[sword-devel] Search for word in Sword

Chris Little sword-devel@crosswire.org
Fri, 7 Mar 2003 10:19:41 -0700 (MST)


On Thu, 6 Mar 2003, Adrian Korten wrote:

> We came up against a small problem with our Thai test module. When 
> searching for a word whose characters are part of other words, there is 
> no way to delimit the word. This occurs because Thai has no word breaks. 
> Somehow, the rtf engine seems to break the Thai words reasonably 
> accurately on the display of text. However, that same logic does not 
> seem to be in the search module.

Like Troy mentioned, we can turn on the ICU Thai word-breaking for
searches.  This, the option to display with whitespace word-breaks, and 
transliteration with whitespace word-breaks were actually the reasons why 
I didn't drop the relatively large Thai dictionary from ICU

> The only alternative that I could come up with is to place Unicode 
> characters in as word breaks.
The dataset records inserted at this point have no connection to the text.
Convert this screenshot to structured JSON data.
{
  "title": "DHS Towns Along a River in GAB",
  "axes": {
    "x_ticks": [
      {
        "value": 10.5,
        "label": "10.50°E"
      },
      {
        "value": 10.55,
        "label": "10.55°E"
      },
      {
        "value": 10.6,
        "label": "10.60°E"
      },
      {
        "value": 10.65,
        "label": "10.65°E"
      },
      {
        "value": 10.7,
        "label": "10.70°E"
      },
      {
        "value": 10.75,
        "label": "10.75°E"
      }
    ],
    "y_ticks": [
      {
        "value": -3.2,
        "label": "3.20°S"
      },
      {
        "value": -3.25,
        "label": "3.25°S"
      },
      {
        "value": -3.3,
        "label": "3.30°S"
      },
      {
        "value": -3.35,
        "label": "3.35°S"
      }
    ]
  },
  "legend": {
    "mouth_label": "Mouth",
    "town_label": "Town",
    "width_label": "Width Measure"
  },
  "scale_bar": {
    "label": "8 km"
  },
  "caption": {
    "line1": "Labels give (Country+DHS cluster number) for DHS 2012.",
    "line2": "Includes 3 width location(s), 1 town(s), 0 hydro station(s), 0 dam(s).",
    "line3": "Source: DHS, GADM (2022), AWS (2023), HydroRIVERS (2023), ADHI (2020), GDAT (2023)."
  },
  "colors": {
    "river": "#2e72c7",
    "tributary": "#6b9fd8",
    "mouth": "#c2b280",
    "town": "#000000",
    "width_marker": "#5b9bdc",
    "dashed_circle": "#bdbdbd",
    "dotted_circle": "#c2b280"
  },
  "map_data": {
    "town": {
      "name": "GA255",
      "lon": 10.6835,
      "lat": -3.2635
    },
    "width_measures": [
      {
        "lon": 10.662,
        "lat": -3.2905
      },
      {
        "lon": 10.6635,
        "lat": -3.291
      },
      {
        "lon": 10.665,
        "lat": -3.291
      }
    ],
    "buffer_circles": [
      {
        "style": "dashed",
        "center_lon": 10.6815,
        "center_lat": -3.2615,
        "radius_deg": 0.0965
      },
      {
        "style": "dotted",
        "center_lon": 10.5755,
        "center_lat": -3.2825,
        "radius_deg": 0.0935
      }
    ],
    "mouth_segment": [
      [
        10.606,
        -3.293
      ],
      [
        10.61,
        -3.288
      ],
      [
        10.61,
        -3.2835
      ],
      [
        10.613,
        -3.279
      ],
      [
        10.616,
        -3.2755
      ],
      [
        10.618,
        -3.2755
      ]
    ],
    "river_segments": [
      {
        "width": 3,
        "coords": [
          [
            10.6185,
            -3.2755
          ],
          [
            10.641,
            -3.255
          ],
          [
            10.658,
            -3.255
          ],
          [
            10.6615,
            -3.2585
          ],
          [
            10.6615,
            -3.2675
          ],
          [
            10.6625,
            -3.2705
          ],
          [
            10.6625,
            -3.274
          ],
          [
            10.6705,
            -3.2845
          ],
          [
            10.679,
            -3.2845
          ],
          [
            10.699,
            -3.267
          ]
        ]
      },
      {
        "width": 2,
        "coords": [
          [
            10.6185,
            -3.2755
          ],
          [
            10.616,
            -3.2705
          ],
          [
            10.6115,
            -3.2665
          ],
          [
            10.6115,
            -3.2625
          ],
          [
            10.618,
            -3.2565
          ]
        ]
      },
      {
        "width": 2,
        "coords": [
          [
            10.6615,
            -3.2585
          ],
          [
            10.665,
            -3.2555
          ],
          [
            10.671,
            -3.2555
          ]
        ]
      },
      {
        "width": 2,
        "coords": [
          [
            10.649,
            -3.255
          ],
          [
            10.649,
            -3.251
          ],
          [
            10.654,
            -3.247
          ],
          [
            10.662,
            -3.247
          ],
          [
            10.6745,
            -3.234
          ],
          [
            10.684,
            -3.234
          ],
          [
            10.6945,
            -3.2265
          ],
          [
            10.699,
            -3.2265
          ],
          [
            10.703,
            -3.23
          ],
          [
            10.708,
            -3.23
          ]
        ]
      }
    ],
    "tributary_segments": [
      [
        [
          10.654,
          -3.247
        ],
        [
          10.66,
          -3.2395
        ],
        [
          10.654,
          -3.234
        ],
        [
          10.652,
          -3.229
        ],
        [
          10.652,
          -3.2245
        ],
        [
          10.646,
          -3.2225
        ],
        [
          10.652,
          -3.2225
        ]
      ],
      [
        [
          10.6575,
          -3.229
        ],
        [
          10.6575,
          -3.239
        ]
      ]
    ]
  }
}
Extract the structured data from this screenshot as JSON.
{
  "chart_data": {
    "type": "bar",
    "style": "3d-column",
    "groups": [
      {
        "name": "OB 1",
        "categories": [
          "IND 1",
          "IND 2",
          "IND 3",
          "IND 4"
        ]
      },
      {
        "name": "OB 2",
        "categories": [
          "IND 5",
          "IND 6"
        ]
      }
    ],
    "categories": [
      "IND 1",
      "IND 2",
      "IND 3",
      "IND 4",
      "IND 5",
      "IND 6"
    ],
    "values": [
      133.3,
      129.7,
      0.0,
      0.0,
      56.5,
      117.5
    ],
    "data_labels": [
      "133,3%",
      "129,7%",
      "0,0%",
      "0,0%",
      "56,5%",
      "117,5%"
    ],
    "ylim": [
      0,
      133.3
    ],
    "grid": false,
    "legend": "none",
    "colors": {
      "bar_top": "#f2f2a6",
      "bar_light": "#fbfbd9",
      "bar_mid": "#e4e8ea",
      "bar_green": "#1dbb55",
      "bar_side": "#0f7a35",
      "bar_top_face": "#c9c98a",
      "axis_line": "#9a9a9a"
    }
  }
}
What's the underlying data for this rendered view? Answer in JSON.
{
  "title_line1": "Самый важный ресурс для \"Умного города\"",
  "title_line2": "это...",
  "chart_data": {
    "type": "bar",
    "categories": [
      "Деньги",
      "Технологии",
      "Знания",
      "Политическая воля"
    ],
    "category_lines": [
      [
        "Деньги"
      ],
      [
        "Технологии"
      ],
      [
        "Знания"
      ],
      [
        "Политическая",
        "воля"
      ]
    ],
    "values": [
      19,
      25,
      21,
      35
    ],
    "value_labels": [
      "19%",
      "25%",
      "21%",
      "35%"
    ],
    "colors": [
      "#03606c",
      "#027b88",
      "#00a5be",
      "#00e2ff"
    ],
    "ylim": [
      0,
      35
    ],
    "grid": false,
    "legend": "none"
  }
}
Unicode has various characters to indicate 
> word breaks (non-breaking spaces, hyphenable breaks) invisibly. These 
> would have to be placed in the actual text module as UTF8 characters.

You should encode as Unicode recommends, which I assume means no divisions 
between words at all.  Adding tags like Frank suggested wouldn't help 
anyway because the strip filters will strip them out before searching.

--Chris